It is no accident that the bigger dynamics that flowed from 2014 beyond independence have been so conspicuously not taken up or championed by the SNP and Scottish Government. They barely understood some of the forces at work which produced the 2014 indyref beyond the SNP’s 2011 victory.
We are ten years on from a watershed moment in Scotland’s history, part of a longer story of a society and nation going through dramatic change in how it sees, conducts and organises itself – and the collective stories it tells. Simplistic interpretations of 2014 and its aftermath – either overly pessimistic and doom-laden, or believing that it will inevitably happen – need to be rejected. These attitudes, as much as Nicola Sturgeon’s control politics, have contributed to the current situation.
Two final thoughts. This longer story of Scotland needs to be more fully understood as do the consequences flowing from it. Authority, power and legitimacy are changing in Scotland and politics, government and independence have to reflect this.
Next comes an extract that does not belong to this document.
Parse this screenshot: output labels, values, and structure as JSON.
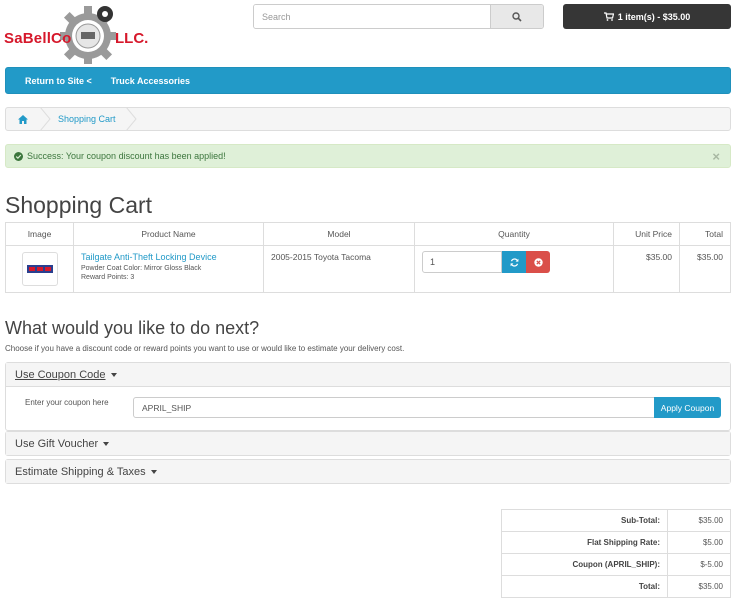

If independence does not champion autonomy, self-organisation and wider self-government, the forces of the populist right will attempt to seize and claim this ground, as they have done in England with Farage and Reform. No one should be under the illusion that Scotland is completely immune from such a politics.
Lastly, the strategic choices and work that independence needs to do requires an investigation of the road not travelled from 2014. Namely, a politics which goes beyond party and a movement of marches and banners. Instead, it should involve institution building and undertaking some of the heavy lifting and deep digging independence as a nation-building project has not so far undertaken. This will require a different SNP from the past ten years: one prepared to let go and see itself as one critical element of a wider movement; that change can realistically only begin seriously after the 2026 Scottish elections and another SNP reverse. But the necessary initial steps can be identified and taken in the here and now.